# Bonding in progress



## addroddyn (Aug 31, 2015)

So, a week has passed, and we made some headway, however small. I did some asking around, and it turns out my bird (along with many others) was kept in an aviary until a pet shop requested another 'batch' of birds. Some birds got lucky, and got out of there as chicks, others (like my Meta) stayed there for months, maybe years. As such, I don't know how old he is. It also means that the only time he saw a human was when they would come to take some of his friends away - hence, he is very distrustful of humans. 

Anyway, he no longer flaps around the cage when I change his food, but he still hisses at me. I managed to get him used to another, new perch; but he is still afraid of toys (I think he just doesn't understand the concept). Without toys, though, he has no way of occupying himself except human interaction, which is problematic because of his past. He calls to me, but when I get there he gets very anxious and skittish. You can literally see how torn he is between his boredom and fear of humans. The only treat he accepts is bakery products, so right now I'm using bread to win his affections. 

My questions are: do any of you guys have experience with such asocial birds? He wants to get out of his cage, but I'm afraid he'll hurt himself (I don't how well he can fly). Also, once out, he probably won't let anyone near him, so getting him back into the cage could result in another accident. Any ideas?


----------



## roxy culver (May 27, 2010)

We have a couple training options in our sticky library that might be helpful...
http://talkcockatiels.com/showthread.php?t=33824 this one is for skittish or aggressive birds.

http://talkcockatiels.com/showthread.php?t=22073 this one is a training aid that has worked wonders for many birds on the forum.

http://talkcockatiels.com/showthread.php?t=28661 and you've already started with food bribery. It will help immensely! 

Taming a bird is difficult, but very worth it. It takes a lot of time and there's no guarantee he'll ever be as cuddly as you would like him to be.


----------



## Charlotte (Jun 4, 2014)

I don't have experience with an untamed bird, but may I say that I think what you are doing for that poor little guy is wonderful. How lucky that he came home at last to someone so understanding and willing to see things from his perspective - good for you and good for him!


----------



## CosmoBird (Jan 14, 2015)

I think this is what Cosmo's situation was because he was a lot like your birdy. He might of been under a year though because he still had some juvenile feathers and just lost them this summer.

This is what I did and we have came leaps and blind since January and we are bffs. I had him in my livingroom next to my couch I sit. I would keep my hand close to his cage and watch tv totally ignoring his hissing. 
I got his wings clipped to help our process because he would fly all over the place and actually bit me hard enough to draw a pin prick of blood. That was the only time he has ever bit me since I had him and it was because he was afraid. Just make sure whoever clips his wings knows what they are doing.
Also give him plenty of time to observe and get used to his new home and learn you aren't going to hurt him.
I had an extra perch for a month I used to get him to step up on to get out and in the cage.
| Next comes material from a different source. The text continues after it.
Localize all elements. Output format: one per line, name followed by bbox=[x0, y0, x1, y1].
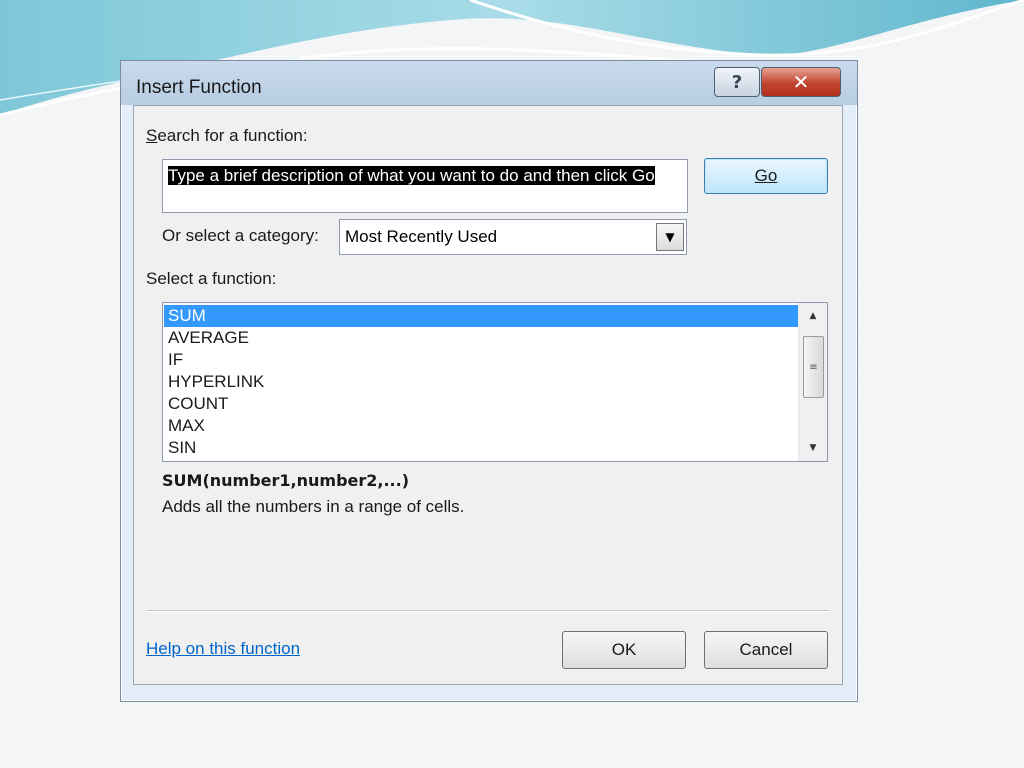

Once he got used to the perch I started teaching him to step onto my hand from the perch when he was out. Lots of millet does wonders!
I kept saying "treat" when I gave him millet or anything so he learned what I was doing. Keep talking to him and saying the same key words so he learns what to anticipate what your words mean.
Eventually after he learned my hand was okay and offers treats I put some seed in my hand and he would eat from my palm leary of my fingers. Then one day he walked right into my palm and was eating the seeds sitting there! I couldn't believe it!
After all this he started learning tricks so fast and wants nothing but to impress for his beloved treats!

Just remember tiel can live for 20+ year so you have all the time in the world to bond together. Don't push him or make him uncomfortable and you should be good!

Good luck and message me with anymore questions 

Lots of love,
Kate and Cosmo


----------



## CosmoBird (Jan 14, 2015)

Also I forgot to mention Cosmo at first didn't play with his toys either. Try all different types and he'll find a kind he likes. Cosmo preferred preening type toys he could preen. 
Also Cosmo was soo quiet the first month, now he sings and chats it up. My boyfriend says what happened to the quiet bird we got and I tell him "It's equivalent to him walking around in his underwear, he is comfortable with us!"


----------